Venderam como proteção. Mas, para críticos, o que foi aprovado sob o nome de “Lei Felca” representa algo bem diferente: a ampliação do poder do Estado sobre o que circula na internet. A proposta, aprovada em regime de urgência no Congresso, avançou com pouca discussão pública, sustentada por um argumento difícil de contestar — a defesa das crianças.
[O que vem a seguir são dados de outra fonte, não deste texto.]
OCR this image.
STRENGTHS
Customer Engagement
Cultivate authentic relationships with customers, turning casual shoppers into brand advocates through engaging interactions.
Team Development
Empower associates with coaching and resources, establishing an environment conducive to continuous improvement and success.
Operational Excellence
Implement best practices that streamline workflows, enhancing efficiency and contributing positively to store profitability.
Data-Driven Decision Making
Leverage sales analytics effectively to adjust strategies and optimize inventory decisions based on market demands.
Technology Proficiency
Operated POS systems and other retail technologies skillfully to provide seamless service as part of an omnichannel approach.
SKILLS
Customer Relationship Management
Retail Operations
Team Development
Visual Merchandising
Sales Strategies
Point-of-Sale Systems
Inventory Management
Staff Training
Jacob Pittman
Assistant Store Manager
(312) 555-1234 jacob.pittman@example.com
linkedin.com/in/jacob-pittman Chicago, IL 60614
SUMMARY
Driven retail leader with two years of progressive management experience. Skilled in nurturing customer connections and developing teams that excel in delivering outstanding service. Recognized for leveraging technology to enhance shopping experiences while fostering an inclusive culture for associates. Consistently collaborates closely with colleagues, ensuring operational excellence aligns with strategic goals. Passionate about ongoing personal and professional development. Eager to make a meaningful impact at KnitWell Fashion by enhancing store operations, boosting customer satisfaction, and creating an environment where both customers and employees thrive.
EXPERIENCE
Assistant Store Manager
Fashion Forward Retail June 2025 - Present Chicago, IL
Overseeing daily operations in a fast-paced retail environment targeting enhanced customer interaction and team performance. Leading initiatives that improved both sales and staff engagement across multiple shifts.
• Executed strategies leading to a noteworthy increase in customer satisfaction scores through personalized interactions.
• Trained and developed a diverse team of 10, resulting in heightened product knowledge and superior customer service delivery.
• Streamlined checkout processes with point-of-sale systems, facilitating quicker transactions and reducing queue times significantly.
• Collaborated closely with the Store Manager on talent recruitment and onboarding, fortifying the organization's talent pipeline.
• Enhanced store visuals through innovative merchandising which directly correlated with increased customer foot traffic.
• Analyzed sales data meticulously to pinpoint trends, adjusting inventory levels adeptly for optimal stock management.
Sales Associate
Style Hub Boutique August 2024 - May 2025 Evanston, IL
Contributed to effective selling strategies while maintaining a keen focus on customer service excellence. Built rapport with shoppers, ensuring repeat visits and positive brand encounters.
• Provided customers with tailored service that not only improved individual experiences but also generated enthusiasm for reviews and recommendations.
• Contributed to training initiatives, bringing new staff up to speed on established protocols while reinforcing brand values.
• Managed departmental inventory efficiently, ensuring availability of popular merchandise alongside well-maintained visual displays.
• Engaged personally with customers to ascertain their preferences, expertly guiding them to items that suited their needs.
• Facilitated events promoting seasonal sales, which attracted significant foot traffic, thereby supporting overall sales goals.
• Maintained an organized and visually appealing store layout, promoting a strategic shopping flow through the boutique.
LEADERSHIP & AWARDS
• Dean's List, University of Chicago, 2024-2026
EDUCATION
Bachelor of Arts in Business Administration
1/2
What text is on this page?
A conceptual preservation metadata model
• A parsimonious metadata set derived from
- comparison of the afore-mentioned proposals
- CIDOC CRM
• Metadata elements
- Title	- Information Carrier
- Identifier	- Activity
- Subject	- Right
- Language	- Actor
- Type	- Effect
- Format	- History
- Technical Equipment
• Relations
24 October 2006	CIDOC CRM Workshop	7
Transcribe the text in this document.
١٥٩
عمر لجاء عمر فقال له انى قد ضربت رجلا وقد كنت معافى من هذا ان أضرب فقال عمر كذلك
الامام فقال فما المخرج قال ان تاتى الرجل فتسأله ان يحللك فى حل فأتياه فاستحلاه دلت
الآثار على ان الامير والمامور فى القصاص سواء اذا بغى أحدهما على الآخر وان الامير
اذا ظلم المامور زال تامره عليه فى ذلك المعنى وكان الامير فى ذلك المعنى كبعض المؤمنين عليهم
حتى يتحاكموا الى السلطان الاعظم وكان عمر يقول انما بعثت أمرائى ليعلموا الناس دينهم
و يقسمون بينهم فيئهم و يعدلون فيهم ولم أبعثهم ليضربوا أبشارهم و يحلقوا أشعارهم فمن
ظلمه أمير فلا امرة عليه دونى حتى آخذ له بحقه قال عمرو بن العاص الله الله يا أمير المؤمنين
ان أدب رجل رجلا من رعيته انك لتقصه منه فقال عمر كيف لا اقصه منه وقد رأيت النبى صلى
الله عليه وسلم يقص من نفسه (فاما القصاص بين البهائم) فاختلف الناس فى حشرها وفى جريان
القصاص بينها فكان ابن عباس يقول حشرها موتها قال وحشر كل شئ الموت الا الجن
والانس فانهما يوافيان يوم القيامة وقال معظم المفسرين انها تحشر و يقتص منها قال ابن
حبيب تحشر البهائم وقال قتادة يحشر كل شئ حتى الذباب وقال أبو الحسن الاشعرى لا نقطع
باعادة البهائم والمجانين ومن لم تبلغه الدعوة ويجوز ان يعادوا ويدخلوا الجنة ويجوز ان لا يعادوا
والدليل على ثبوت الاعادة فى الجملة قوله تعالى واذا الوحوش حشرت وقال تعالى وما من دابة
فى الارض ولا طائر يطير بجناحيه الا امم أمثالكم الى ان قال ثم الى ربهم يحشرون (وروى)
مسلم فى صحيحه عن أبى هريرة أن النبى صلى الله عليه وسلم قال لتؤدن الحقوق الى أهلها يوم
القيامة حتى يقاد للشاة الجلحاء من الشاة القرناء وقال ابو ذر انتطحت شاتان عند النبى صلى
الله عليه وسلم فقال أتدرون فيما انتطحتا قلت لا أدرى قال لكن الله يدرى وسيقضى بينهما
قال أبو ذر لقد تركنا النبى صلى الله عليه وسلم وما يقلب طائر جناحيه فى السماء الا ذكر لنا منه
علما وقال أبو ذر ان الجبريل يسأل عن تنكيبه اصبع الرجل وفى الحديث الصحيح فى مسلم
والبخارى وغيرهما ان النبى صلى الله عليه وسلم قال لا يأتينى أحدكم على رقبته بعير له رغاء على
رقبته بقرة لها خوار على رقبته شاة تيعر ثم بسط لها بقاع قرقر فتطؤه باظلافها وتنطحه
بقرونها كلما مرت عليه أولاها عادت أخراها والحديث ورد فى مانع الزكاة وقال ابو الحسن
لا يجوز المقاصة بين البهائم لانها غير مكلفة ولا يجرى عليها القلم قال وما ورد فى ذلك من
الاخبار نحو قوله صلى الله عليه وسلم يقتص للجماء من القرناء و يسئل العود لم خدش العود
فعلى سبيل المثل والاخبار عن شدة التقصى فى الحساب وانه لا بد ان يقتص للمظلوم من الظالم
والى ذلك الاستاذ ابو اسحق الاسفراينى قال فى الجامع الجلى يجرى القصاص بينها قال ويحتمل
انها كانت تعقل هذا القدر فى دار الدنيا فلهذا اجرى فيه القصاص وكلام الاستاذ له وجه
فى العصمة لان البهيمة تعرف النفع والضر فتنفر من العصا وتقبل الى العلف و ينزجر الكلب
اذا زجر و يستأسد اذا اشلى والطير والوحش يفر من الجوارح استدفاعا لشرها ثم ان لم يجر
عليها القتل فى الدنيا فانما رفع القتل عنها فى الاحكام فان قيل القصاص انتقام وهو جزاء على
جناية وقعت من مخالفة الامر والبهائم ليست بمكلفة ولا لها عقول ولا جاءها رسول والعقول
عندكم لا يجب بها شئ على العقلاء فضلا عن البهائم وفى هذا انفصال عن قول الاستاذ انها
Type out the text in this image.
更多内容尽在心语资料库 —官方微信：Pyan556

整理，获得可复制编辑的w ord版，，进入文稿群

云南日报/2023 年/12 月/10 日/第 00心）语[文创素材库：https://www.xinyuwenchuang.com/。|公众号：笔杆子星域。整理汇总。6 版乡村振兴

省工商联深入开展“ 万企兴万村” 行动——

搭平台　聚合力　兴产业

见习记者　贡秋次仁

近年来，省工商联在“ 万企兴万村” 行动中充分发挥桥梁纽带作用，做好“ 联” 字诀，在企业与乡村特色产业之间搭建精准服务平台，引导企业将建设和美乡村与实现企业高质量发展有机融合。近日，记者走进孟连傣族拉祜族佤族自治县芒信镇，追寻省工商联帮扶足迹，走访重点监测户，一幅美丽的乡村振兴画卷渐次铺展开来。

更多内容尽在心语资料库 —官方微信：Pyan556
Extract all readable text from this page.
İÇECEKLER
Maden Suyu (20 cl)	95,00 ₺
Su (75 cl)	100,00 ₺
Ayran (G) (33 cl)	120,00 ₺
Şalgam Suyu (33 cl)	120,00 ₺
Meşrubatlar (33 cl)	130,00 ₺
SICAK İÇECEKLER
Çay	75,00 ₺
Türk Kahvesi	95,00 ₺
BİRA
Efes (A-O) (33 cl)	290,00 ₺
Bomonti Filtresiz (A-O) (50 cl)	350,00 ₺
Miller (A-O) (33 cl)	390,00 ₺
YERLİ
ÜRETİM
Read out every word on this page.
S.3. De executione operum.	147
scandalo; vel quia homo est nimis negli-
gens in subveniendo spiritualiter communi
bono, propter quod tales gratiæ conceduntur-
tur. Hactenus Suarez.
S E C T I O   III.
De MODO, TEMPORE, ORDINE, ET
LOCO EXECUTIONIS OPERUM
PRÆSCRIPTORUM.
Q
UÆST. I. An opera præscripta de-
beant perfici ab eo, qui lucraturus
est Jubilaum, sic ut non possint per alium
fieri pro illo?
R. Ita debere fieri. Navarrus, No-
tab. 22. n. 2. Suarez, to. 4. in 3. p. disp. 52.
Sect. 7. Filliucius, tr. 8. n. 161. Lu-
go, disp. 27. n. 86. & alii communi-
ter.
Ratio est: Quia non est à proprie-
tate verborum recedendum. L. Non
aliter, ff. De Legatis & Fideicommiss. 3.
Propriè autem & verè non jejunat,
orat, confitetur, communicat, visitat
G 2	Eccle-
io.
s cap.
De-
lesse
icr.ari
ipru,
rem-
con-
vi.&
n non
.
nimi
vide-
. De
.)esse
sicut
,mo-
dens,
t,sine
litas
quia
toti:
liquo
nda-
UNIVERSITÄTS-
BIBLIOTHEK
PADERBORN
O problema, segundo opositores, está justamente aí. Ao usar um tema sensível como escudo, o projeto teria evitado um debate mais profundo sobre seus efeitos práticos. Na avaliação desses críticos, a lei abre margem para que o governo federal, sob a gestão de Luiz Inácio Lula da Silva, passe a interferir diretamente nos conteúdos digitais, estabelecendo limites que podem ir além da proteção infantil e alcançar o controle de narrativas.
A rapidez na tramitação também virou alvo de questionamentos. A aprovação acelerada, fruto de acordo entre partidos, é vista como um movimento que teria ignorado etapas importantes de discussão democrática. Para alguns, trata-se de um precedente perigoso: decisões com alto impacto sobre liberdade de expressão sendo tomadas sem o devido escrutínio.
Houve tentativas de barrar o avanço da proposta. Um mandado de segurança foi apresentado ao Supremo Tribunal Federal, mas acabou não prosperando sob relatoria do ministro Flávio Dino. A decisão, por sua vez, reforçou o entendimento de que o tema deveria seguir o curso político já estabelecido.
Agora, com a lei em vigor e em meio a um cenário eleitoral, cresce o receio de que instrumentos criados sob a justificativa de proteção possam ser utilizados de forma mais ampla. Para críticos, o que começou como uma promessa de cuidado pode terminar como um mecanismo de controle — reacendendo o debate sobre os limites entre regulação e censura no ambiente digital.